La curiosità per le frasi di vittime della mafia, consente a Bernardo e agli autori di far conoscere le storie di Peppino Impastato, che si faceva beffa degli invincibili boss di Cinisi e che fu ucciso lungo i binari della Ferrovia; di Rita Atria, la diciassettenne di Partanna che dopo la morte del padre, Don Vito e del fratello Niccolò, decide insieme alla cognata Piera Aiello di raccontare tutto al Procuratore di Marsala, Paolo Borsellino.
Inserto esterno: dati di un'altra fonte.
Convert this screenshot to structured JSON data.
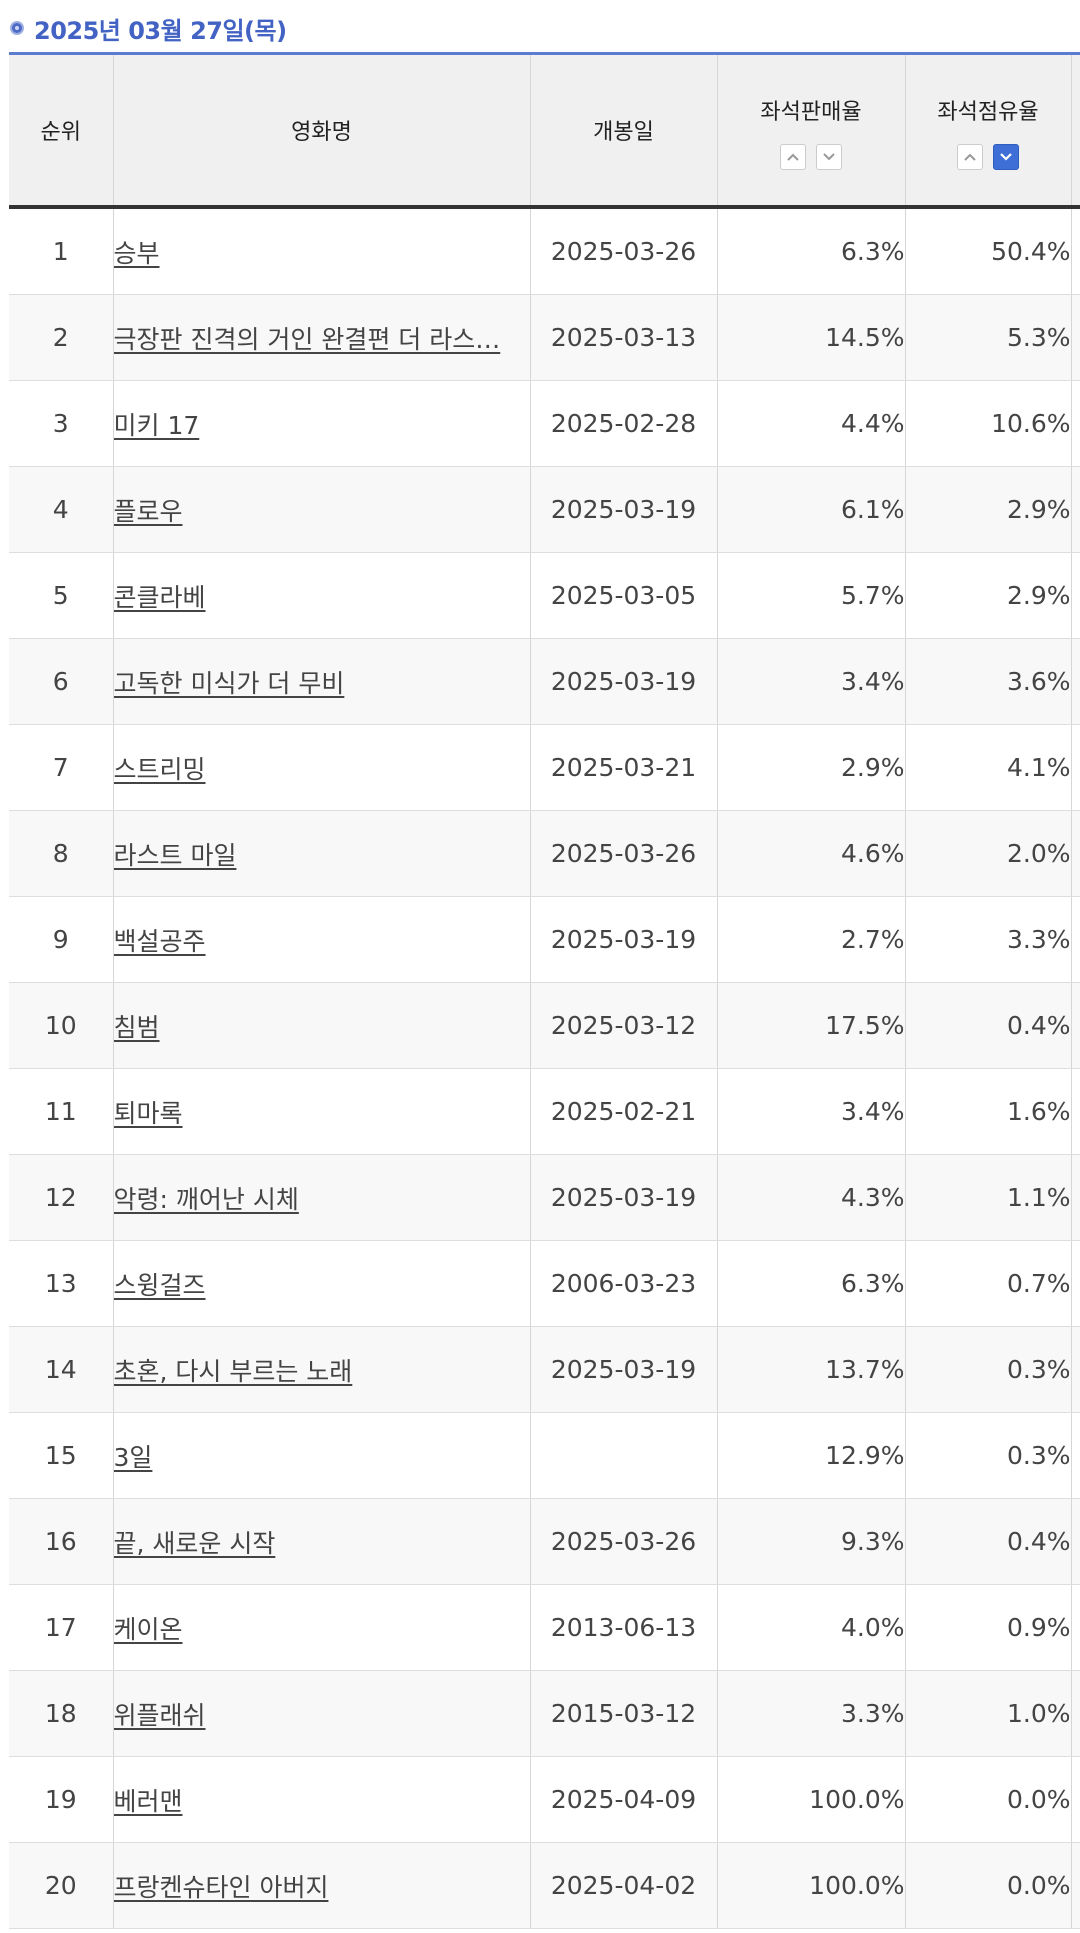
{
  "header": {
    "date_label": "2025년 03월 27일(목)"
  },
  "colors": {
    "accent": "#4262c4",
    "active_sort": "#3d6fd6"
  },
  "table": {
    "columns": {
      "rank": "순위",
      "title": "영화명",
      "release": "개봉일",
      "sales_rate": "좌석판매율",
      "share_rate": "좌석점유율"
    },
    "sort_icons": {
      "up": "chevron-up-icon",
      "down": "chevron-down-icon"
    },
    "rows": [
      {
        "rank": "1",
        "title": "승부",
        "release": "2025-03-26",
        "sales": "6.3%",
        "share": "50.4%"
      },
      {
        "rank": "2",
        "title": "극장판 진격의 거인 완결편 더 라스…",
        "release": "2025-03-13",
        "sales": "14.5%",
        "share": "5.3%"
      },
      {
        "rank": "3",
        "title": "미키 17",
        "release": "2025-02-28",
        "sales": "4.4%",
        "share": "10.6%"
      },
      {
        "rank": "4",
        "title": "플로우",
        "release": "2025-03-19",
        "sales": "6.1%",
        "share": "2.9%"
      },
      {
        "rank": "5",
        "title": "콘클라베",
        "release": "2025-03-05",
        "sales": "5.7%",
        "share": "2.9%"
      },
      {
        "rank": "6",
        "title": "고독한 미식가 더 무비",
        "release": "2025-03-19",
        "sales": "3.4%",
        "share": "3.6%"
      },
      {
        "rank": "7",
        "title": "스트리밍",
        "release": "2025-03-21",
        "sales": "2.9%",
        "share": "4.1%"
      },
      {
        "rank": "8",
        "title": "라스트 마일",
        "release": "2025-03-26",
        "sales": "4.6%",
        "share": "2.0%"
      },
      {
        "rank": "9",
        "title": "백설공주",
        "release": "2025-03-19",
        "sales": "2.7%",
        "share": "3.3%"
      },
      {
        "rank": "10",
        "title": "침범",
        "release": "2025-03-12",
        "sales": "17.5%",
        "share": "0.4%"
      },
      {
        "rank": "11",
        "title": "퇴마록",
        "release": "2025-02-21",
        "sales": "3.4%",
        "share": "1.6%"
      },
      {
        "rank": "12",
        "title": "악령: 깨어난 시체",
        "release": "2025-03-19",
        "sales": "4.3%",
        "share": "1.1%"
      },
      {
        "rank": "13",
        "title": "스윙걸즈",
        "release": "2006-03-23",
        "sales": "6.3%",
        "share": "0.7%"
      },
      {
        "rank": "14",
        "title": "초혼, 다시 부르는 노래",
        "release": "2025-03-19",
        "sales": "13.7%",
        "share": "0.3%"
      },
      {
        "rank": "15",
        "title": "3일",
        "release": "",
        "sales": "12.9%",
        "share": "0.3%"
      },
      {
        "rank": "16",
        "title": "끝, 새로운 시작",
        "release": "2025-03-26",
        "sales": "9.3%",
        "share": "0.4%"
      },
      {
        "rank": "17",
        "title": "케이온",
        "release": "2013-06-13",
        "sales": "4.0%",
        "share": "0.9%"
      },
      {
        "rank": "18",
        "title": "위플래쉬",
        "release": "2015-03-12",
        "sales": "3.3%",
        "share": "1.0%"
      },
      {
        "rank": "19",
        "title": "베러맨",
        "release": "2025-04-09",
        "sales": "100.0%",
        "share": "0.0%"
      },
      {
        "rank": "20",
        "title": "프랑켄슈타인 아버지",
        "release": "2025-04-02",
        "sales": "100.0%",
        "share": "0.0%"
      }
    ]
  }
}
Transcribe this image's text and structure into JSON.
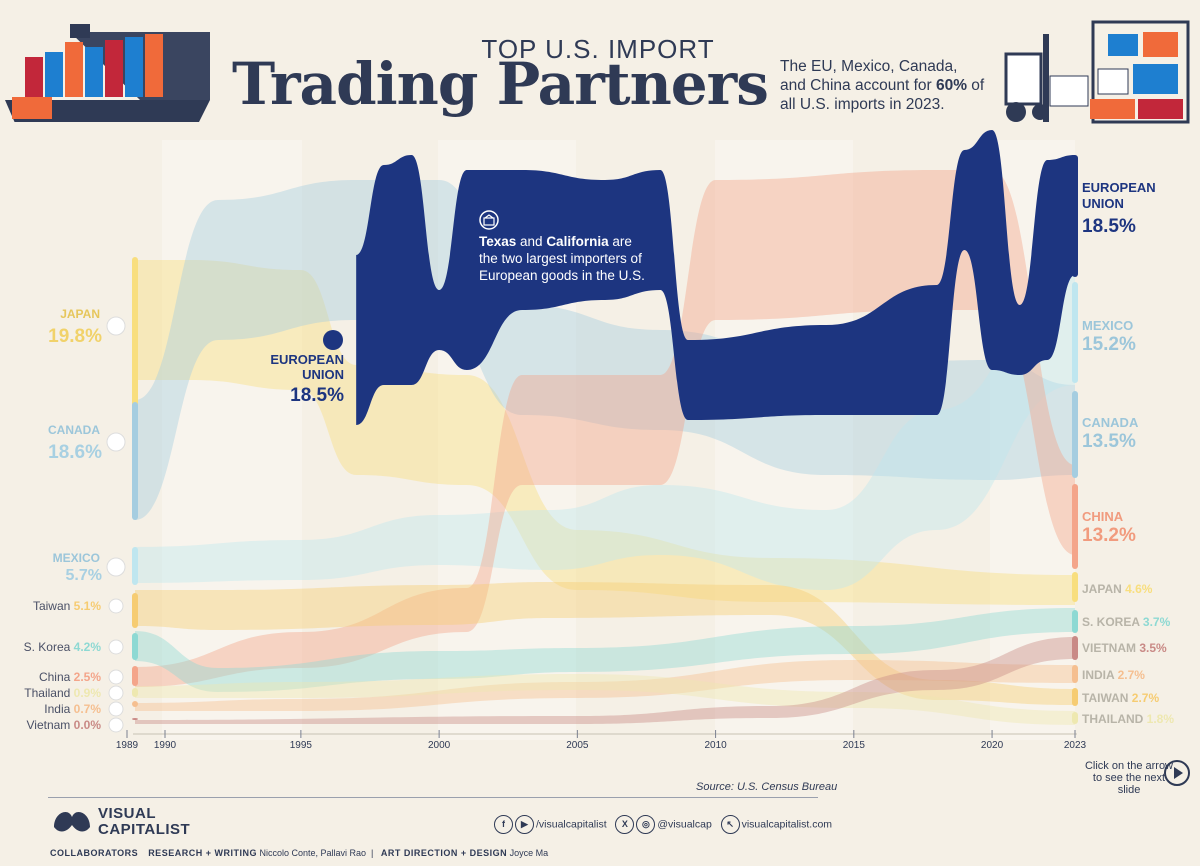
{
  "header": {
    "kicker": "TOP U.S. IMPORT",
    "title": "Trading Partners",
    "subtitle_pre": "The EU, Mexico, Canada, and China account for ",
    "subtitle_bold": "60%",
    "subtitle_post": " of all U.S. imports in 2023."
  },
  "annotation": {
    "bold1": "Texas",
    "mid": " and ",
    "bold2": "California",
    "rest": " are the two largest importers of European goods in the U.S."
  },
  "footer": {
    "source": "Source: U.S. Census Bureau",
    "next_slide": "Click on the arrow to see the next slide",
    "brand": "VISUAL CAPITALIST",
    "social_1": "/visualcapitalist",
    "social_2": "@visualcap",
    "social_3": "visualcapitalist.com",
    "collab_label": "COLLABORATORS",
    "research_label": "RESEARCH + WRITING",
    "research_names": "Niccolo Conte, Pallavi Rao",
    "art_label": "ART DIRECTION + DESIGN",
    "art_names": "Joyce Ma"
  },
  "colors": {
    "eu": "#1d3580",
    "japan": "#f8de7e",
    "canada": "#a5cde0",
    "mexico": "#bfe6ef",
    "china": "#f4a58a",
    "taiwan": "#f6cc72",
    "korea": "#8ed9d3",
    "india": "#f5bf90",
    "thailand": "#eee8b0",
    "vietnam": "#c98a86",
    "bg": "#f5f0e6",
    "ink": "#2f3a55"
  },
  "chart_data": {
    "type": "bump-area",
    "x_ticks": [
      "1989",
      "1990",
      "1995",
      "2000",
      "2005",
      "2010",
      "2015",
      "2020",
      "2023"
    ],
    "start_year": "1989",
    "end_year": "2023",
    "series": [
      {
        "key": "eu",
        "name": "European Union",
        "pct_1989": "",
        "pct_2023": "18.5%"
      },
      {
        "key": "japan",
        "name": "Japan",
        "pct_1989": "19.8%",
        "pct_2023": "4.6%"
      },
      {
        "key": "canada",
        "name": "Canada",
        "pct_1989": "18.6%",
        "pct_2023": "13.5%"
      },
      {
        "key": "mexico",
        "name": "Mexico",
        "pct_1989": "5.7%",
        "pct_2023": "15.2%"
      },
      {
        "key": "taiwan",
        "name": "Taiwan",
        "pct_1989": "5.1%",
        "pct_2023": "2.7%"
      },
      {
        "key": "korea",
        "name": "S. Korea",
        "pct_1989": "4.2%",
        "pct_2023": "3.7%"
      },
      {
        "key": "china",
        "name": "China",
        "pct_1989": "2.5%",
        "pct_2023": "13.2%"
      },
      {
        "key": "thailand",
        "name": "Thailand",
        "pct_1989": "0.9%",
        "pct_2023": "1.8%"
      },
      {
        "key": "india",
        "name": "India",
        "pct_1989": "0.7%",
        "pct_2023": "2.7%"
      },
      {
        "key": "vietnam",
        "name": "Vietnam",
        "pct_1989": "0.0%",
        "pct_2023": "3.5%"
      }
    ],
    "left_labels": [
      {
        "key": "japan",
        "name": "JAPAN",
        "pct": "19.8%"
      },
      {
        "key": "canada",
        "name": "CANADA",
        "pct": "18.6%"
      },
      {
        "key": "mexico",
        "name": "MEXICO",
        "pct": "5.7%"
      },
      {
        "key": "taiwan",
        "name": "Taiwan",
        "pct": "5.1%"
      },
      {
        "key": "korea",
        "name": "S. Korea",
        "pct": "4.2%"
      },
      {
        "key": "china",
        "name": "China",
        "pct": "2.5%"
      },
      {
        "key": "thailand",
        "name": "Thailand",
        "pct": "0.9%"
      },
      {
        "key": "india",
        "name": "India",
        "pct": "0.7%"
      },
      {
        "key": "vietnam",
        "name": "Vietnam",
        "pct": "0.0%"
      }
    ],
    "right_labels": [
      {
        "key": "eu",
        "name": "EUROPEAN UNION",
        "pct": "18.5%"
      },
      {
        "key": "mexico",
        "name": "MEXICO",
        "pct": "15.2%"
      },
      {
        "key": "canada",
        "name": "CANADA",
        "pct": "13.5%"
      },
      {
        "key": "china",
        "name": "CHINA",
        "pct": "13.2%"
      },
      {
        "key": "japan",
        "name": "JAPAN",
        "pct": "4.6%"
      },
      {
        "key": "korea",
        "name": "S. KOREA",
        "pct": "3.7%"
      },
      {
        "key": "vietnam",
        "name": "VIETNAM",
        "pct": "3.5%"
      },
      {
        "key": "india",
        "name": "INDIA",
        "pct": "2.7%"
      },
      {
        "key": "taiwan",
        "name": "TAIWAN",
        "pct": "2.7%"
      },
      {
        "key": "thailand",
        "name": "THAILAND",
        "pct": "1.8%"
      }
    ],
    "eu_entry_label": {
      "name": "EUROPEAN UNION",
      "pct": "18.5%",
      "year": "1997"
    }
  }
}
La storia finisce dopo la bomba a Via D’Amelio, Rita non resiste alla morte di quel magistrato che era diventato “Zio Paolo”. Si uccide. Sulla sua lapide però la cognata Piera Aiello fa incidere una frase: la verità vive. Luigi inizia a sperare di sentire altre storie, si appassiona a quei racconti di mafia, ci vede in alcuni, come quello di Don Pino Puglisi, ucciso dalla mafia perché aveva ridato una speranza a tanti giovani, un po’ la stessa sorte della sua periferia. Infine, la storia di Giancarlo Siani. Tutte legate da un filo rosso: non restare in silenzio di fronte alle ingiustizie. Alla fine Luigi è costretto a fare una scelta, quella da cui dipenderà la sua libertà. Come finirà? Per questo bisognerà leggere il romanzo.